We briefly summarise their reasult and find out that the prediction based on nuclear genes can not congruent with each other. Although some problem has been resolved, such as sequence contaminated [27,28], rRNA compositional bias [10,11,29], or topolgy misleading by inadequate choice of other Metazoan clades [10,11,12,22] but their limited alignment matrix are not majority enough to represent nuclear genome as we discussed above. Conversely, most mitochondiral genome analyses leads to congruent prediction but being questioned by their unrepeatable results with low statistical support. Both nuclear and mitochondria data suggest to group Xenoturbella with Acoelomorph as a clade named Xenacoelomorpha.
Phylogenomics inference from mitochondrial sequences to position Xenacoelomorpha always been complicated by several misleading factors such as compositional heterogeneity [30], Long Branch Attraction (LBA) [9] and accelerated substitution rates, which violate the models of evolution. Each of them have complex source of cause and can not been absolutely separated from each other. Unfortunately, useful approaches has been used to alleviate system error but barely satisfactory.
In 2006, Bourlat SJ aimed to study the relationships among all Deuterostome groups with mitochondrial genome, leading to a result that Xenoturbella is a sister group of Ambulacraria but can not group Cephalochordate with Echinoderm. The global topology error probably caused by lack of phylogenetic signal within 170 nuclear proteins and dissatisfactory choice of species–the misplacing of Branchiostoma sp. among different datasets analyses [22].
In 2007 Marleen Perseke expanded Bourlat SJ’s dataset and using Phylobayes CAT model to alleviate compositional bias getting a position that Xenoturbella is an early branch of Deuterostome with unreliable PP support, which claims for far more suited model and improved alignment matrix either [25].
Later, Bourlat SJ carried out Bayesian analyse with mtZOA leading to a basal placement of Xenoturbella within Deuterostome but the prediction of other clades in the same tree being fiercely criticized–grouping the urochordates with the echinoderms remains enigmatic in his study [26].
In 2011 Kevin J. Peterson’s team conducting 37 well chosen species, mainly because of their low sequence saturation, supporting Xenacoelomorpha as a basal Deuterostomes. His arguing about grouping Acoelomorph and Xenoturbella together is generally accepted. Meanwhile, the low support of internode between Chordata and Ambulacraria, the compositional heterogenoity of mitochondrial genome and “slightly hand made” alignments make his work unrepeatable [10-12].
In 2017, Helen E. Robertson inferring phylogenetic tree from mitochondrial genes retrieves Xenacoelomorpha as an early branch of Deuterostome but the statistical support for his prediction is week, probably caused by dissatisfactory choice of species [23].
Here, we have first illustrated the philosophical foundation why it is necessary to predicting Xenacoelomorpha’s genealogy with mitochondrial genome instead of a bag of nuclear genes.
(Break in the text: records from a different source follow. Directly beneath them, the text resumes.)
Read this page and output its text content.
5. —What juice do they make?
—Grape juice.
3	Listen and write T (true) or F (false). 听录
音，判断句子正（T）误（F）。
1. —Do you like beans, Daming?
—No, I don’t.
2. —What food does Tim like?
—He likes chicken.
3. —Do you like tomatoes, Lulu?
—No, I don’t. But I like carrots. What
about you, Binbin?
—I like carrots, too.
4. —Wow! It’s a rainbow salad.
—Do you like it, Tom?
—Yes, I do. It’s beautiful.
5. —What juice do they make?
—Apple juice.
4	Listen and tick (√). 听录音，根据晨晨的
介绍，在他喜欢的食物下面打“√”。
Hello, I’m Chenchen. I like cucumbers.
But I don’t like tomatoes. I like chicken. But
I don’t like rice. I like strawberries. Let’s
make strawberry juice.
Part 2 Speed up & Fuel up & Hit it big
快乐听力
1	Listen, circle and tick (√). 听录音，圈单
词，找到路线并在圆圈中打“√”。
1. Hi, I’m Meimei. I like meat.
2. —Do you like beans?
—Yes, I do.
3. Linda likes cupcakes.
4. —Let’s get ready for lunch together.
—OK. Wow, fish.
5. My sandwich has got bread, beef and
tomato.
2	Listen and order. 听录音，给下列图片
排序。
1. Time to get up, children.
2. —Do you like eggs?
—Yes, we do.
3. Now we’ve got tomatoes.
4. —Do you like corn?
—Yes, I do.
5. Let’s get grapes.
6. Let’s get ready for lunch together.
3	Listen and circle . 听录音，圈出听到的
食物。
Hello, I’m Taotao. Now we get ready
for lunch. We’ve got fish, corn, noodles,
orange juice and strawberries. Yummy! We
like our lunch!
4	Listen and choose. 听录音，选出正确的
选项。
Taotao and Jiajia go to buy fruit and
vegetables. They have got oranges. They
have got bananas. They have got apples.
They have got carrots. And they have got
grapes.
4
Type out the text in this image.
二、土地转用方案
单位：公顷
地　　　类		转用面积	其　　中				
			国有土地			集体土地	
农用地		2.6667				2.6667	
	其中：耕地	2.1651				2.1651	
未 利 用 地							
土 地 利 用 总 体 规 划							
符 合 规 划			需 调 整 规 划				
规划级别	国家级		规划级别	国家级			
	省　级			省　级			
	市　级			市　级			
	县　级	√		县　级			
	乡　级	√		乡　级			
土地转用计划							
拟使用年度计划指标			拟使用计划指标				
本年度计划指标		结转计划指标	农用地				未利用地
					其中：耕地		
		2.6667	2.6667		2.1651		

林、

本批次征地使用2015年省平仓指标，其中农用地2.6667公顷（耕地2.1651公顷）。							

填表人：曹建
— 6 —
Afterwards, we briefly surveyed the relevant researches related to Xenacoelomorpha’s phylogenetic position. In the next section, our analysis, inheriting the achievements of predecessors, using currently more suitable alignment methods to avoid “hand made”, building varies matrix with filtered species directly accounts for compositional heterogeneity, excluding outgroups to elaborate LBA, leads to a robust consensus topology which hold the view that Xenacoelomorpha flatworms are basal Deuterostome. In sharp contrast, inferring phylogenetic position of Xenacoelomorpha by nuclear datasets is hazardous with LBA menace and can not fill the gap between methodology and philosophy.